In an earlier post, “Is Arbitration Quicker, Cheaper and Better for You?” I discussed why having a faster and less expensive dispute resolution mechanism may not be in your best interest. Make no mistake, however, the differences between traditional litigation and arbitration go well beyond the time and expense it takes to complete the respective processes. The following are a few of the more notable substantive distinctions between these two dispute resolution mechanisms:
- Litigation allows for extensive “discovery” (e.g., depositions, document requests and interrogatories) from parties and non-parties. Discovery in arbitration often is limited to document requests, but can be broadened by the arbitrator or agreement of the parties.
- Because arbitrators are not required to abide by any Federal or State Rules of Evidence, they routinely consider information that never would be admissible in court.
- A “bad” decision in a court of law almost always can be appealed. An arbitrator’s decision, on the other hand, rarely can be appealed – even if it obviously is contrary to the applicable law.
- Notwithstanding a lack of empirical data, most litigators agree that arbitrators are much more likely than a judge/jury to issue a compromise decision and/or one based on fairness principles rather than strict legal principles.
- Because arbitration is a private mechanism, it is easy to maintain complete confidentiality. Litigating in court is an inherently public event and one in which it can be difficult or impossible to maintain the confidentiality of even the most sensitive business information, if that information is relevant to the dispute.
- Arbitrators have no ability to issue preliminary injunctions, freeze a bank account or make other equitable orders that judges routinely make.

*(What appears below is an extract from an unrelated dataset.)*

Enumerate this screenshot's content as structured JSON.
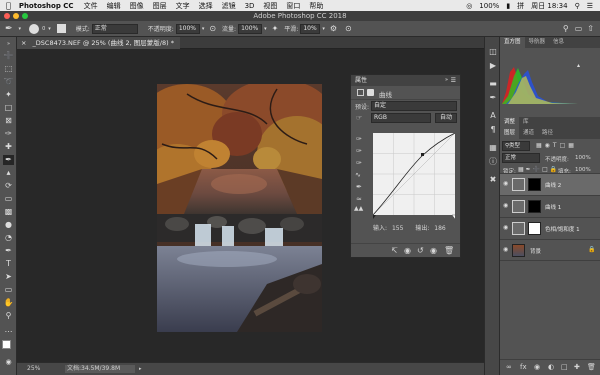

In light of these and the myriad other differences between litigation and arbitration, in-house counsel should not make general assumptions as to whether arbitration or litigation is a “better” dispute resolution mechanism to employ in company contracts. Rather, think like a litigator at the time you are negotiating a contract with a business partner. Consider, (a) how your company or your business partner might breach the agreement, and (b) what would be important if the dispute had to be litigated or arbitrated. For instance:
- Who is more likely to need depositions to uncover the other’s position?
- Will either side want to bring up issues that, while irrelevant to the real issues at hand, might portray the other party as deceitful, untruthful or morally corrupt?
- Is one party likely to take a position based more on common notions of fairness, while the other party’s position is based on a strict adherence to legal principles?
- Would either side be harmed significantly if certain information critical to the legal issues was disclosed to the public?
Of course, no one wants to think about how the deal might go bad when the business relationship is just beginning, but if you wait until a dispute arises, the applicable dispute resolution rules will be carved in stone and it will be too late to do anything about it.